例えば、房総ネタ一つにしても、時期というのがあります。ロケをするにも天候、人材、日取り、準備など、とても大変です。それを映像化して観光に結びつけていく…。関東でそうした映像から観光へと誘導できている成功事例は少ないんです。
北海道などの事例では面白いコンテンツがたくさんあって、関東では規制があって走れないような中継車をうまく使って、地域の情報を中継しながら物販と組み合わせたメディアに融合させるなど、前例としてうまく行っているものもあります。最終的には利益に結びつかないと継続ができなくなる。そうでないと地域が良くならないし、ビジネス媒体にもなりません。面白いかどうかだけではなく、事業としてオイシイかどうかが関係しているんです。
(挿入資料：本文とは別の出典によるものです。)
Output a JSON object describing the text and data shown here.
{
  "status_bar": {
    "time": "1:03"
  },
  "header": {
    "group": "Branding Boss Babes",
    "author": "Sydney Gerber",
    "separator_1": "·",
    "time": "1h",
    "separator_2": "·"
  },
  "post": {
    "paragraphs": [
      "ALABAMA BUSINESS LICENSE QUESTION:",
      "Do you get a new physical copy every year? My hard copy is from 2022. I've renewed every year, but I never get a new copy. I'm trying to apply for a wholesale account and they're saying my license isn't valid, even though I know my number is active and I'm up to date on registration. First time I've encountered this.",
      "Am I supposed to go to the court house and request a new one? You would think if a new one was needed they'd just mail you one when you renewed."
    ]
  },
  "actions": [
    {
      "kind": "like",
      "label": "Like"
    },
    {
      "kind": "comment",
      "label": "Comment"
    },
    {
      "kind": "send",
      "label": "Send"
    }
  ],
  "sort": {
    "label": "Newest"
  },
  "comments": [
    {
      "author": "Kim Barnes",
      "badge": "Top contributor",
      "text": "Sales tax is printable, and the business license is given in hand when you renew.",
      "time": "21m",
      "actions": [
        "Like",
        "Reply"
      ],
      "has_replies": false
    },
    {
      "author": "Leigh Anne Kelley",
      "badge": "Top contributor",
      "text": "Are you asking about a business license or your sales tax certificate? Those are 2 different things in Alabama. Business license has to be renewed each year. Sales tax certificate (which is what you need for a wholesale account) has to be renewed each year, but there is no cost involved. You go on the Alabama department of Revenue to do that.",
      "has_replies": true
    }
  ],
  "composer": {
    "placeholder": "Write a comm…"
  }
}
エンドユーザーに向けてディーラーがメディアを通じて結びつくということを考えて…。
利益を生み出す仕組みになるにはエンドユーザーが「得する」ことを考えないといけない、と御園生社長は力強く語りました。
地域のためのラジオとユーザーのための動画メディア
インターネットで誰もが情報発信できるような時代になり、中継車の代わりにスマホ、ヘリの代わりにドローンが登場する昨今、メディアのあり方が大きく変化していることに懸念も。特に、言葉や放送禁止用語、マナーを知らない「記者ごっこ」レベルの情報発信が乱立する中で、研修を充実させ、利益に結びつける報道を模索していると続けます。
地域活性化のためには、情報発信基地としてエフエムを使うというのは意味があると思います。放送局として即日速攻のオンエアができることは地域の力。そういう意味では、サイマルラジオなどのようなインターネットによるラジオ放送にはあまりメリットを感じません。だって、聴かないでしょ?
動画も、アナログからデジタルになった時に一つの時代が終わりました。これまで海外展開してコンテンツを提供していた大手企業も業界から撤退し、今では一般人が小型カメラで撮ったものが情報として流れるようになっています。プロのカメラマンすら不要になってしまいました。
でもそこにはルールというものが欠如していて、モラルがなかったり事故を起こしちゃったり。だからこそしっかり研修していかなければなりません。地域のいろんなネタは「飯の食い種」としてやる気を持つことは大切ですが、同時にお客さんにメリットを作ることを考えなければなりません。
情報は素人が簡単に発信できるという時代になったことを指摘する御園生さん。しかし、だからこそ力を入れないといけないのは、自分たちのような業界の人間だと考えます。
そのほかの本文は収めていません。